Cloud infrastructure offers tremendous flexibility and scalability. That same flexibility creates countless opportunities for dangerous misconfigurations. A single wrong setting can expose your entire organisation to attack.
Public S3 buckets containing sensitive data make headlines regularly. Someone forgets to set proper access controls, and terabytes of customer information become publicly accessible. Automated scanners constantly probe cloud services, discovering these misconfigurations within hours of creation.
Default configurations prioritise functionality over security. Cloud platforms ship with permissive settings because they can’t know your specific security requirements. Many organisations deploy resources without changing these defaults, unknowingly creating vulnerabilities.

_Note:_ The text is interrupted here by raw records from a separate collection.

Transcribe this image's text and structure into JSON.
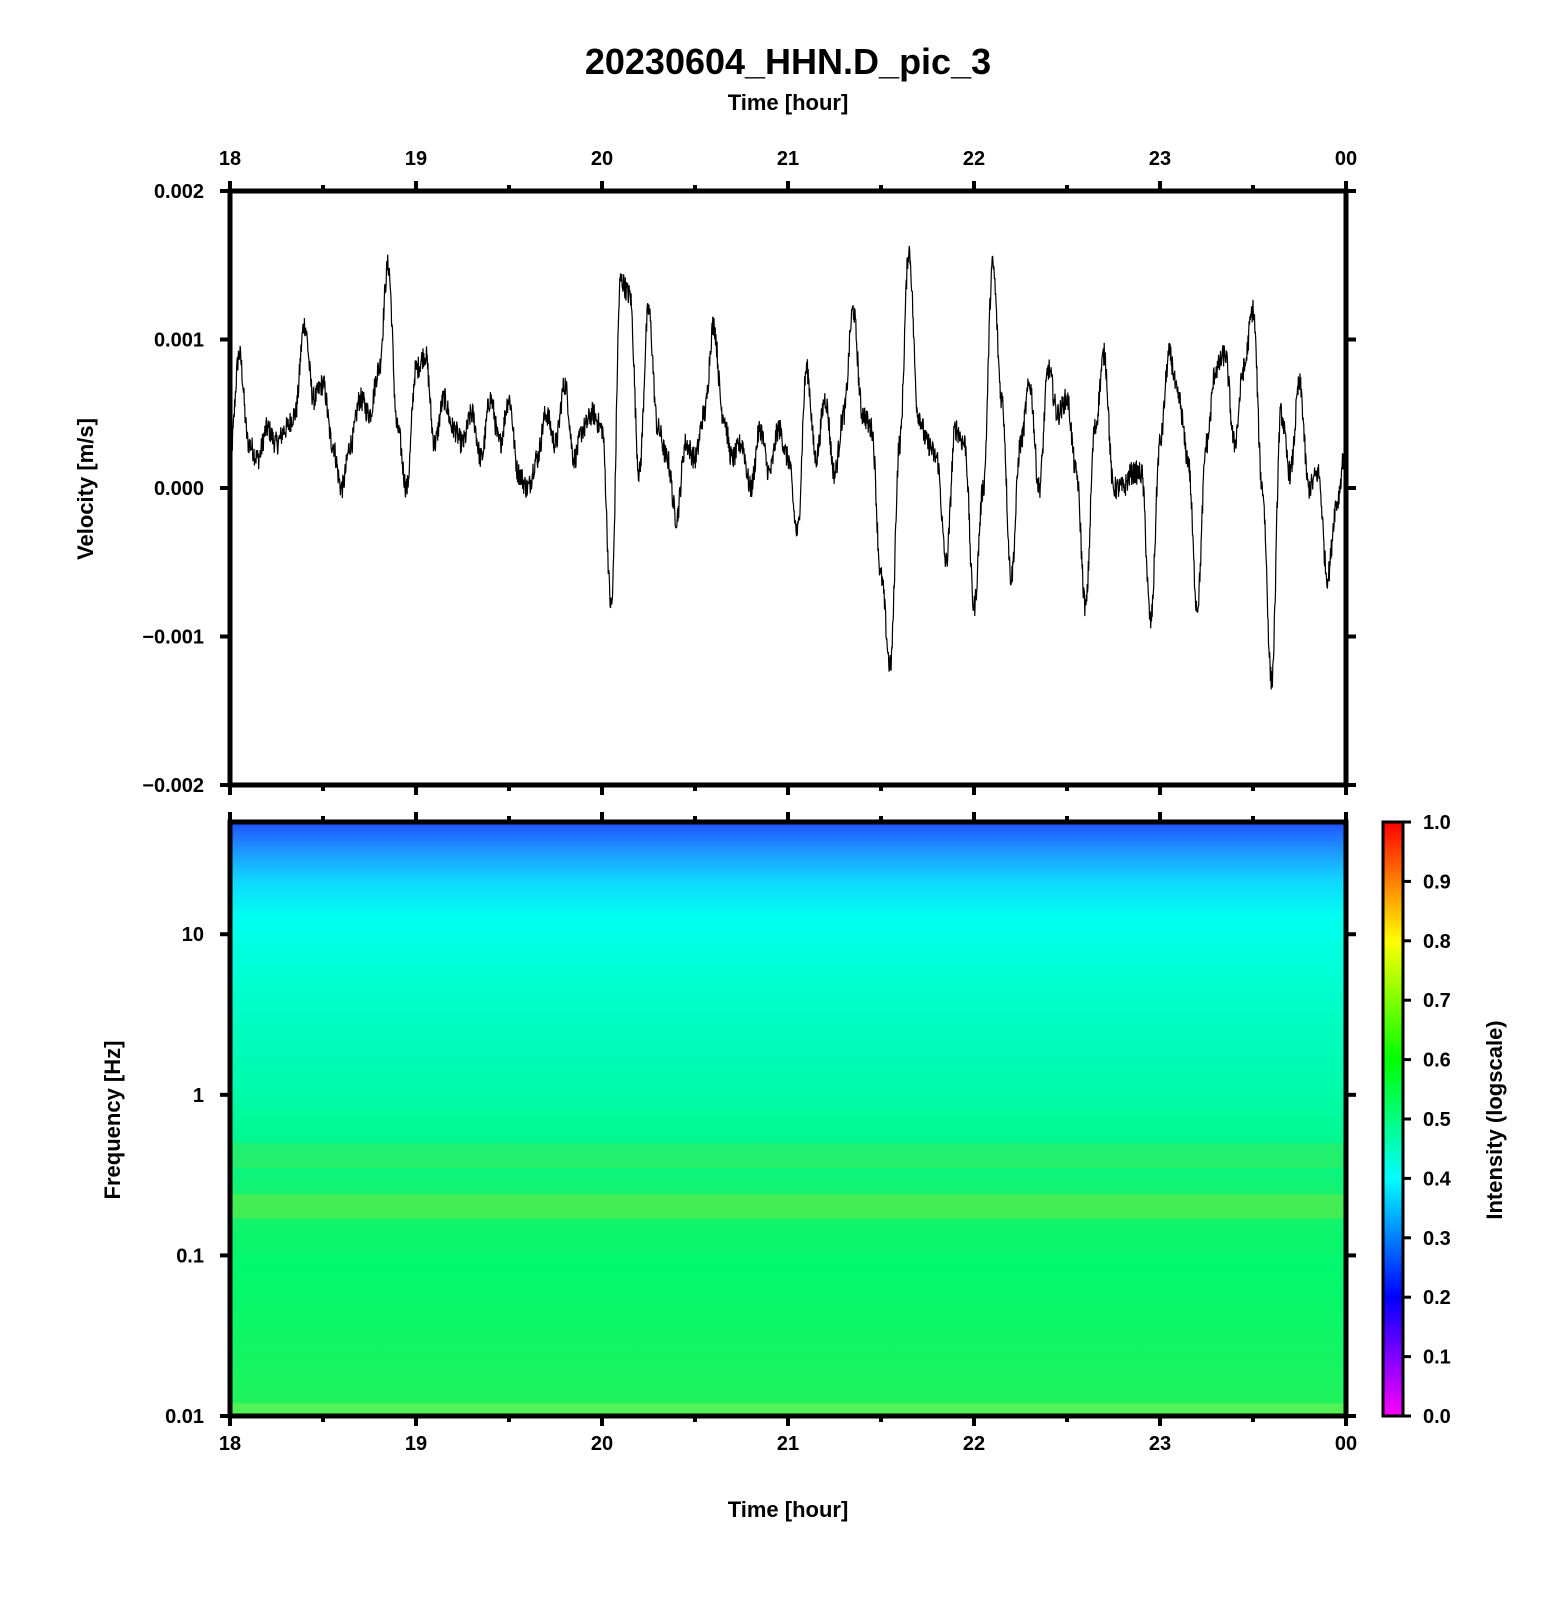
{
  "title": "20230604_HHN.D_pic_3",
  "top_axis_label": "Time [hour]",
  "bottom_axis_label": "Time [hour]",
  "velocity_ylabel": "Velocity [m/s]",
  "frequency_ylabel": "Frequency [Hz]",
  "colorbar_label": "Intensity (logscale)",
  "x_tick_labels": [
    "18",
    "19",
    "20",
    "21",
    "22",
    "23",
    "00"
  ],
  "velocity_tick_labels": [
    "0.002",
    "0.001",
    "0.000",
    "−0.001",
    "−0.002"
  ],
  "frequency_tick_labels": [
    "10",
    "1",
    "0.1",
    "0.01"
  ],
  "colorbar_tick_labels": [
    "1.0",
    "0.9",
    "0.8",
    "0.7",
    "0.6",
    "0.5",
    "0.4",
    "0.3",
    "0.2",
    "0.1",
    "0.0"
  ],
  "chart_data": [
    {
      "type": "line",
      "title": "20230604_HHN.D_pic_3",
      "xlabel": "Time [hour]",
      "ylabel": "Velocity [m/s]",
      "xlim": [
        18,
        24
      ],
      "ylim": [
        -0.002,
        0.002
      ],
      "x_ticks": [
        18,
        19,
        20,
        21,
        22,
        23,
        24
      ],
      "y_ticks": [
        0.002,
        0.001,
        0.0,
        -0.001,
        -0.002
      ],
      "grid": false,
      "x": [
        18.0,
        18.05,
        18.1,
        18.15,
        18.2,
        18.25,
        18.3,
        18.35,
        18.4,
        18.45,
        18.5,
        18.55,
        18.6,
        18.65,
        18.7,
        18.75,
        18.8,
        18.85,
        18.9,
        18.95,
        19.0,
        19.05,
        19.1,
        19.15,
        19.2,
        19.25,
        19.3,
        19.35,
        19.4,
        19.45,
        19.5,
        19.55,
        19.6,
        19.65,
        19.7,
        19.75,
        19.8,
        19.85,
        19.9,
        19.95,
        20.0,
        20.05,
        20.1,
        20.15,
        20.2,
        20.25,
        20.3,
        20.35,
        20.4,
        20.45,
        20.5,
        20.55,
        20.6,
        20.65,
        20.7,
        20.75,
        20.8,
        20.85,
        20.9,
        20.95,
        21.0,
        21.05,
        21.1,
        21.15,
        21.2,
        21.25,
        21.3,
        21.35,
        21.4,
        21.45,
        21.5,
        21.55,
        21.6,
        21.65,
        21.7,
        21.75,
        21.8,
        21.85,
        21.9,
        21.95,
        22.0,
        22.05,
        22.1,
        22.15,
        22.2,
        22.25,
        22.3,
        22.35,
        22.4,
        22.45,
        22.5,
        22.55,
        22.6,
        22.65,
        22.7,
        22.75,
        22.8,
        22.85,
        22.9,
        22.95,
        23.0,
        23.05,
        23.1,
        23.15,
        23.2,
        23.25,
        23.3,
        23.35,
        23.4,
        23.45,
        23.5,
        23.55,
        23.6,
        23.65,
        23.7,
        23.75,
        23.8,
        23.85,
        23.9,
        23.95,
        24.0
      ],
      "y": [
        0.0002,
        0.0009,
        0.0003,
        0.0002,
        0.0004,
        0.0003,
        0.0004,
        0.0005,
        0.0011,
        0.0006,
        0.0007,
        0.0003,
        0.0,
        0.0003,
        0.0006,
        0.0005,
        0.0008,
        0.0015,
        0.0004,
        0.0,
        0.0008,
        0.0009,
        0.0003,
        0.0006,
        0.0004,
        0.0003,
        0.0005,
        0.0002,
        0.0006,
        0.0003,
        0.0006,
        0.0001,
        0.0,
        0.0002,
        0.0005,
        0.0003,
        0.0007,
        0.0002,
        0.0004,
        0.0005,
        0.0004,
        -0.0008,
        0.0014,
        0.0013,
        0.0001,
        0.0012,
        0.0004,
        0.0002,
        -0.0002,
        0.0003,
        0.0002,
        0.0005,
        0.0011,
        0.0005,
        0.0002,
        0.0003,
        0.0,
        0.0004,
        0.0001,
        0.0004,
        0.0002,
        -0.0003,
        0.0008,
        0.0002,
        0.0006,
        0.0001,
        0.0005,
        0.0012,
        0.0005,
        0.0004,
        -0.0006,
        -0.0012,
        0.0003,
        0.0016,
        0.0005,
        0.0003,
        0.0002,
        -0.0005,
        0.0004,
        0.0003,
        -0.0008,
        0.0,
        0.0015,
        0.0006,
        -0.0006,
        0.0003,
        0.0007,
        0.0,
        0.0008,
        0.0005,
        0.0006,
        0.0001,
        -0.0008,
        0.0004,
        0.0009,
        0.0,
        0.0,
        0.0001,
        0.0001,
        -0.0009,
        0.0003,
        0.0009,
        0.0006,
        0.0002,
        -0.0008,
        0.0003,
        0.0008,
        0.0009,
        0.0003,
        0.0008,
        0.0012,
        0.0,
        -0.0013,
        0.0005,
        0.0001,
        0.0007,
        0.0,
        0.0001,
        -0.0006,
        -0.0001,
        0.0003
      ]
    },
    {
      "type": "heatmap",
      "xlabel": "Time [hour]",
      "ylabel": "Frequency [Hz]",
      "xlim": [
        18,
        24
      ],
      "ylim": [
        0.01,
        50
      ],
      "y_scale": "log",
      "y_ticks": [
        10,
        1,
        0.1,
        0.01
      ],
      "colorbar": {
        "label": "Intensity (logscale)",
        "range": [
          0.0,
          1.0
        ],
        "ticks": [
          1.0,
          0.9,
          0.8,
          0.7,
          0.6,
          0.5,
          0.4,
          0.3,
          0.2,
          0.1,
          0.0
        ],
        "colormap": [
          "#ff00ff",
          "#0000ff",
          "#00ffff",
          "#00ff00",
          "#ffff00",
          "#ff0000"
        ]
      },
      "intensity_profile": [
        {
          "frequency": 50,
          "intensity": 0.3
        },
        {
          "frequency": 30,
          "intensity": 0.35
        },
        {
          "frequency": 20,
          "intensity": 0.4
        },
        {
          "frequency": 10,
          "intensity": 0.43
        },
        {
          "frequency": 1,
          "intensity": 0.5
        },
        {
          "frequency": 0.4,
          "intensity": 0.52
        },
        {
          "frequency": 0.2,
          "intensity": 0.55
        },
        {
          "frequency": 0.1,
          "intensity": 0.53
        },
        {
          "frequency": 0.01,
          "intensity": 0.58
        }
      ]
    }
  ]
}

Identity and access management complexity leads to overly permissive policies. Cloud IAM systems offer incredible granularity, but that complexity overwhelms many teams. Rather than crafting precise policies, they grant broad permissions, figuring they’ll tighten them later. Later rarely comes. Professional Azure penetration testing identifies these IAM misconfigurations before attackers exploit them.
Unused and forgotten resources accumulate over time. Development teams spin up test environments, then move on to other projects without cleaning up. These zombie resources sit unpatched and unmonitored, providing convenient attack vectors.

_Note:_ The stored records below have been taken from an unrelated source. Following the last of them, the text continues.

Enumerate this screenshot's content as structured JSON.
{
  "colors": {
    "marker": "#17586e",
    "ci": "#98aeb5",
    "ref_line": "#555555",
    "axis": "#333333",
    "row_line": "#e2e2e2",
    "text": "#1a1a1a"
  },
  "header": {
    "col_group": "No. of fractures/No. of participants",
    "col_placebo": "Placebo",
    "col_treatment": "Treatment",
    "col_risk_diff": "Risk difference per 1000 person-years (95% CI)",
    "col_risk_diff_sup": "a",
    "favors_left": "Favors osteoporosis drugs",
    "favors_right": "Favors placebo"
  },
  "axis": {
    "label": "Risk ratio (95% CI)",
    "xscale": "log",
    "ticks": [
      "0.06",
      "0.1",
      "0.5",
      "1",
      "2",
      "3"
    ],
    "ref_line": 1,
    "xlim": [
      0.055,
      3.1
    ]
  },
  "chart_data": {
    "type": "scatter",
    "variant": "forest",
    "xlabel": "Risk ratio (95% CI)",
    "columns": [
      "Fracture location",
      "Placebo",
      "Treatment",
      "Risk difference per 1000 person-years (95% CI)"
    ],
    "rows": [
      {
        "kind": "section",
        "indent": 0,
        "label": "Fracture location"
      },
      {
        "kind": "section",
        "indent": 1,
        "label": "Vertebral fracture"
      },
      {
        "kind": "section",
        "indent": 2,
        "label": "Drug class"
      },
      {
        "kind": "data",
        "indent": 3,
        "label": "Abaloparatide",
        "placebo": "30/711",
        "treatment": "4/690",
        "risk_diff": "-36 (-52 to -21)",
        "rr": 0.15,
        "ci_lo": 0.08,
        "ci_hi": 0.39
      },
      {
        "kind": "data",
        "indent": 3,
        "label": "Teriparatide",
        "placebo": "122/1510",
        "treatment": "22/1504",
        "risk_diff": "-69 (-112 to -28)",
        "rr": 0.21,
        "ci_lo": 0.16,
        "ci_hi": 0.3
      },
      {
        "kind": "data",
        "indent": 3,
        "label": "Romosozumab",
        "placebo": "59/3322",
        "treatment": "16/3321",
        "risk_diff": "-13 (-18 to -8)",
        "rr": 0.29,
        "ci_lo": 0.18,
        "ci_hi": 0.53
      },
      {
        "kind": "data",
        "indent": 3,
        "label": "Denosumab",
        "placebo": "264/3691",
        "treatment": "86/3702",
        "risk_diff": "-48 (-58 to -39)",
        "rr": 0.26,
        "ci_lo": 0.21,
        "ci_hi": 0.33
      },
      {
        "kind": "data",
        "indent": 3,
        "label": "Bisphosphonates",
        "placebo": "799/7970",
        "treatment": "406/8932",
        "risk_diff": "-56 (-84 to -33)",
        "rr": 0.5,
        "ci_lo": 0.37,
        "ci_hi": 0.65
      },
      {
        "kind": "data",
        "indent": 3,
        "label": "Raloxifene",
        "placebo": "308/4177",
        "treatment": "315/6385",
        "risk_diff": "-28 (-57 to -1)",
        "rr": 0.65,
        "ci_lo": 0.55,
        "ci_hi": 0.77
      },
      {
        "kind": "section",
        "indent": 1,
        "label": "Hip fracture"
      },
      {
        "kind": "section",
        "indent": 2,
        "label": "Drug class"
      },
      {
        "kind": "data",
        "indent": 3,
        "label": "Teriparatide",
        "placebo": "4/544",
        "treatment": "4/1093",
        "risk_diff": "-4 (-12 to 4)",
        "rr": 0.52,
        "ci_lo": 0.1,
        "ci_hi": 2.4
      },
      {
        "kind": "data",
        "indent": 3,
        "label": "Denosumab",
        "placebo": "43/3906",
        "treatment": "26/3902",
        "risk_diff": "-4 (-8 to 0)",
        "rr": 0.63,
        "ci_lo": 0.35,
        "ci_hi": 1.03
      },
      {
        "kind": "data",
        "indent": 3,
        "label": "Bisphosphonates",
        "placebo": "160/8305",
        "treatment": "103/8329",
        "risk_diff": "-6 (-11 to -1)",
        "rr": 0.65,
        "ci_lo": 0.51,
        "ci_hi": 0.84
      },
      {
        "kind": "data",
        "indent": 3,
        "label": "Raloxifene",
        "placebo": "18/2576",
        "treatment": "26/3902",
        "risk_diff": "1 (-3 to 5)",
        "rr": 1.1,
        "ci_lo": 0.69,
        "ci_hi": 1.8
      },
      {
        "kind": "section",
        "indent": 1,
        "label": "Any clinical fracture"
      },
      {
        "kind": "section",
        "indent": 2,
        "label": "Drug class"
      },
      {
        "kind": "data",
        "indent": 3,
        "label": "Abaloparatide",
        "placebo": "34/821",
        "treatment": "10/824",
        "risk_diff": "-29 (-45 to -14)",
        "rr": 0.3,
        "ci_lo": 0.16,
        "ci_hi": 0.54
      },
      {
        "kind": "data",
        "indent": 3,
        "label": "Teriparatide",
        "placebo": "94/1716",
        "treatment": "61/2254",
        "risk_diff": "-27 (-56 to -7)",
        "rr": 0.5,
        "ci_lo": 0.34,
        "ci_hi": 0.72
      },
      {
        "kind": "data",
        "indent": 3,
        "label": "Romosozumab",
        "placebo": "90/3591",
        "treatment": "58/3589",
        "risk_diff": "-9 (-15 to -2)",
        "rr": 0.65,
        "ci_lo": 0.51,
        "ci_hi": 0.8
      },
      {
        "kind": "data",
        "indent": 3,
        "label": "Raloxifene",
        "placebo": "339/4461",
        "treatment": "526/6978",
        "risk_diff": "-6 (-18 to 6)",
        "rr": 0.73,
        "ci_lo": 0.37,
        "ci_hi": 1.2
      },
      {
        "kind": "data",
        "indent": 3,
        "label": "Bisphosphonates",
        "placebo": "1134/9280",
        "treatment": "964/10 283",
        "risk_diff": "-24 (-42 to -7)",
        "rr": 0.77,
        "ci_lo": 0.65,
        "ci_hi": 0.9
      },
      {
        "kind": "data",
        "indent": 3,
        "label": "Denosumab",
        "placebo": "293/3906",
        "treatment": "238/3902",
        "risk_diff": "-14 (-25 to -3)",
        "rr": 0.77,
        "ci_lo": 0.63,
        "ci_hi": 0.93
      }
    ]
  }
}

William Fieldhouse, Director of Aardwolf Security Ltd, explains: “Cloud security requires a fundamentally different mindset than traditional infrastructure. When we conduct Azure penetration testing or AWS assessments, misconfigurations consistently represent the lowest-hanging fruit for attackers.”
Logging and monitoring disabled by default create blind spots. Without comprehensive logging, organisations can’t detect or investigate security incidents. Attackers operate freely in environments where nobody’s watching.

Network security groups and firewall rules frequently allow excessive access. Teams open ports wider than necessary, or allow access from the entire internet when only specific IP ranges should connect. Each overly permissive rule expands your attack surface unnecessarily.
Encryption at rest sounds simple, but implementation varies. Many cloud storage services support encryption, but it’s optional. Data sits unencrypted by default until someone explicitly enables encryption. Sensitive data deserves encryption always, not as an afterthought.
Database instances exposed to the internet represent another common misconfiguration. Databases should sit in private subnets, accessible only from application servers. Yet we regularly discover production databases accepting connections from anywhere.
Multi-factor authentication should be mandatory for cloud console access. Password-based authentication alone provides insufficient protection. Compromised credentials grant attackers complete control over your cloud environment. Comprehensive AWS penetration testing reveals how attackers might chain multiple small misconfigurations into a serious compromise.
Cloud security posture management tools help, but they’re not magic bullets. They identify misconfigurations automatically, but someone must prioritise and remediate the findings. Without dedicated ownership, alerts pile up unaddressed.